Moments pass. It descends again, once again crashing on the hood. But this time, its wings flutter forward as it drops, and splinters the glass on the windshield like marbles scattering timidly across the floor. A scream bubbles its way up through your neck but gets lost somewhere under your tongue. The man next to you lets it release from his throat, the sound waves mingle with the screeches and chatters of the creature. It blocks the lights so you find it hard to see but in an instant, the man is no longer next to you; the thing launches again, swooping into the sky, the man gripped in its clawed feet. Your head throbs with how shaken you are. The headlights feel distant and far off, their gaze only wide enough to see the edges of a scene. Your heart thumps, making your whole body rattle. But one thing becomes clear by the swaying of a nearby tree; the light only occasionally captures the view of his shoes, swinging in and out of sight. You squeeze your eyes shut, a whimper rising with your random bursts of breath. You sit for a while, listening to the branches sway, heart beating in a palpable panic. 

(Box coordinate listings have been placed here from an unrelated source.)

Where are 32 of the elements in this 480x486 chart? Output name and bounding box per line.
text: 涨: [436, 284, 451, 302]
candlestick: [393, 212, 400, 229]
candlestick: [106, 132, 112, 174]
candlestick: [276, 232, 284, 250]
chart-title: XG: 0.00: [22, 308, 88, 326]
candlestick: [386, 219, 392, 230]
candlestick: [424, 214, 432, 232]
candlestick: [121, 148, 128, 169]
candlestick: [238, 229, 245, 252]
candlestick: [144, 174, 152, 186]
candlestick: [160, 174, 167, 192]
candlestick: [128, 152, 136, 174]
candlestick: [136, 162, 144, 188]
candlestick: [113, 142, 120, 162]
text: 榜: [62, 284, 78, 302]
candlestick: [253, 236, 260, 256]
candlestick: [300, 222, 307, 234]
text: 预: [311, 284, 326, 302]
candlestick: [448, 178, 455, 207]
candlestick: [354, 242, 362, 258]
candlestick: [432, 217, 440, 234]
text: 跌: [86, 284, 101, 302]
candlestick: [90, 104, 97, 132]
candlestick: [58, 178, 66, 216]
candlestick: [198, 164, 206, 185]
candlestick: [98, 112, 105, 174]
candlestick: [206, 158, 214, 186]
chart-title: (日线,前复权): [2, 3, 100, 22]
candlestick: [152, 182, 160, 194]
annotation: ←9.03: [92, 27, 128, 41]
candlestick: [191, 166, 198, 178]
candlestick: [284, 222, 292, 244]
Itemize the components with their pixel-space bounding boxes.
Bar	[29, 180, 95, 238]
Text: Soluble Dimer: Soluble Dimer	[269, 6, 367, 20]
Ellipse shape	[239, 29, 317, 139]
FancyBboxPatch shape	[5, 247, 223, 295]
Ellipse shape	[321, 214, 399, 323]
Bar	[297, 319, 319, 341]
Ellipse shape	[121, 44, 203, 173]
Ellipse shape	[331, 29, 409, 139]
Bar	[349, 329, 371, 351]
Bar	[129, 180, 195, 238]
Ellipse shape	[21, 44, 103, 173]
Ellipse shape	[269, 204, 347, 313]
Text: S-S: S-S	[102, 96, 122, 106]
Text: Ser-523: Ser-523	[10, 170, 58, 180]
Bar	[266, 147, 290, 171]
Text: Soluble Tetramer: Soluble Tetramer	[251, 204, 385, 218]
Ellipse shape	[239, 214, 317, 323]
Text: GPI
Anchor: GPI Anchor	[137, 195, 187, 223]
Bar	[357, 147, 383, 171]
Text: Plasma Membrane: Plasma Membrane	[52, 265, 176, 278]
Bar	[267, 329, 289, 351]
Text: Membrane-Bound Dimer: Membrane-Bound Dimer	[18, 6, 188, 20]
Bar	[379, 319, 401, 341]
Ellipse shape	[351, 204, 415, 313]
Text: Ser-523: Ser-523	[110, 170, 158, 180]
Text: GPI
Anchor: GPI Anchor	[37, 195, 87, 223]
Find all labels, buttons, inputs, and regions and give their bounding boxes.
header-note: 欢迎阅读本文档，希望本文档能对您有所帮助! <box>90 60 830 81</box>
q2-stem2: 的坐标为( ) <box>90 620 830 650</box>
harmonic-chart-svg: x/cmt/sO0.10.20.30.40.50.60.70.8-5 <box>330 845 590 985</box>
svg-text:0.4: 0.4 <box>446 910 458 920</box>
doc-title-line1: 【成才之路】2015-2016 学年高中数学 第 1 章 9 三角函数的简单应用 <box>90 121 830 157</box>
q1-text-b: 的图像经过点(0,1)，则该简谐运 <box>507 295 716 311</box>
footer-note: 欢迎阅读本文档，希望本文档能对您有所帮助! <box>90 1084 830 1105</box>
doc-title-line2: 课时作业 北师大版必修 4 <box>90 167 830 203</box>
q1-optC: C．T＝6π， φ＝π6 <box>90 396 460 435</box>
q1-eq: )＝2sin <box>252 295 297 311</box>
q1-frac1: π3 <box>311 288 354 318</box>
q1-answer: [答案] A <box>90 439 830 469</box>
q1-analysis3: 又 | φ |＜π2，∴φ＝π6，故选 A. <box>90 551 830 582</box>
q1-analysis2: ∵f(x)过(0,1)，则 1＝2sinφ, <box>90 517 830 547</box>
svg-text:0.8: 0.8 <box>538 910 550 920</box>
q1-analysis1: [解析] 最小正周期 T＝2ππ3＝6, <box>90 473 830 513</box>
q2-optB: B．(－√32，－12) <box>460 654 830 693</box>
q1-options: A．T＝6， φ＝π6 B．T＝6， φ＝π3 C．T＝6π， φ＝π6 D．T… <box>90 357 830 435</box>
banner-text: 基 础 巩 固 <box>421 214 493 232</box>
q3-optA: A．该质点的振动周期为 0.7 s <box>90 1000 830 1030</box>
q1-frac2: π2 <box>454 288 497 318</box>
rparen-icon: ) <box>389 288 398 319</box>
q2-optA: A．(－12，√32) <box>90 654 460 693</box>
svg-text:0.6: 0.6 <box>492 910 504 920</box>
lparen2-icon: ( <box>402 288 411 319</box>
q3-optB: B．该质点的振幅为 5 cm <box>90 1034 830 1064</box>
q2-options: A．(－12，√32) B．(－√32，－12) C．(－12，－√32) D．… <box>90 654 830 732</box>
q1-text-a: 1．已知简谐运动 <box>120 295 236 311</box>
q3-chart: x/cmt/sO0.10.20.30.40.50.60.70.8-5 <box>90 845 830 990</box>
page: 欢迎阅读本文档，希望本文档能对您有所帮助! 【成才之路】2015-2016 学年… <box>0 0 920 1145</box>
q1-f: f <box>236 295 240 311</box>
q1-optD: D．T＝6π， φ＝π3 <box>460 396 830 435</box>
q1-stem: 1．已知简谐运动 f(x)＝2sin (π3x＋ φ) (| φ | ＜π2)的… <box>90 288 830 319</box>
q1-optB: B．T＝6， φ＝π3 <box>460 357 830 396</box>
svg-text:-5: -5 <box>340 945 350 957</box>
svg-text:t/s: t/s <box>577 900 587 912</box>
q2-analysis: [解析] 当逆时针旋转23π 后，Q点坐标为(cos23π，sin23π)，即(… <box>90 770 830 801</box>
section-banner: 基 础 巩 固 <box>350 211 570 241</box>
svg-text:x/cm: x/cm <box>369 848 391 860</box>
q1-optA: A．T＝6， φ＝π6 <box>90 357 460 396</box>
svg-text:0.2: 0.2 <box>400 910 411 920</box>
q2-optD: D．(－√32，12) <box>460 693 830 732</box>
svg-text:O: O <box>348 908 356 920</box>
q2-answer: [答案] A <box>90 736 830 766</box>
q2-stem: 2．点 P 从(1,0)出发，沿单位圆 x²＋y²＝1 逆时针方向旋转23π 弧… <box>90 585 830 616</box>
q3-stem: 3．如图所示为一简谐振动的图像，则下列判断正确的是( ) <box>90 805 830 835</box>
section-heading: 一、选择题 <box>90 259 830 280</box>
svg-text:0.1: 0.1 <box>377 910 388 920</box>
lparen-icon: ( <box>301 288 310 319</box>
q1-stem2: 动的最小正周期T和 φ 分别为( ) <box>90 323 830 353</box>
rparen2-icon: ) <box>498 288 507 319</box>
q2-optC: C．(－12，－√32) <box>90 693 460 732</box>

You take a deep breath, and move your hand to the door handle, it clicks as you pull it. You slide out of the car cautiously. If you walk, you will make it back to town by dawn. In an ideal world, the creature doesn’t follow you home. The door stays open as your hand leaves the cool metal and parts the dark. You step slowly, off the dirt of the road and into the cool itchy grass of the hill. Below, a river runs quickly, and the water slows your breathing. 

Slam. 

The creature crashes down again, this time on the roof of the vehicle. Its eyes look purple on the reflection, the blackened sky making a perfectly blue mirror for it to look into. You recognize the horror of it, yet you feel yourself transfixed, hypnotized, locked in by the swirling colors. They look galactic. It crawls over the roof slowly, bending the metallic sea into sharp waves. Ignoring the sight of the open passenger side door, it positions itself once again on the hood. The creature settles itself in the crevice it had previously carved out and dangles the top of its body over the edge. Its eyes peer in opposing directions, each one locked on one headlight. In the stillness of the moment, you notice, for the first time, it’s breathing. Its breath fills and empties from its lungs, desperate to be there. It breathes like it’s never done it before; and so do you. You let yourself breath as you quietly venture further and further from the creature. Down the dirt road and back toward home. You look backward, paranoid, every few seconds. It doesn’t move. It stays put by the headlight. 

Red Bank, New Jersey

Reader’s note: This piece is atmospheric, intense, and deeply immersive. The writer does a great job building a sense of dread and unease through vivid imagery and sensory language—lines like “threads of paranoia slip their way into your mind” and “the flavor of stars is missing” are especially striking. The pacing builds suspense well, and the ambiguity of the red eyes keeps the reader engaged and unsettled.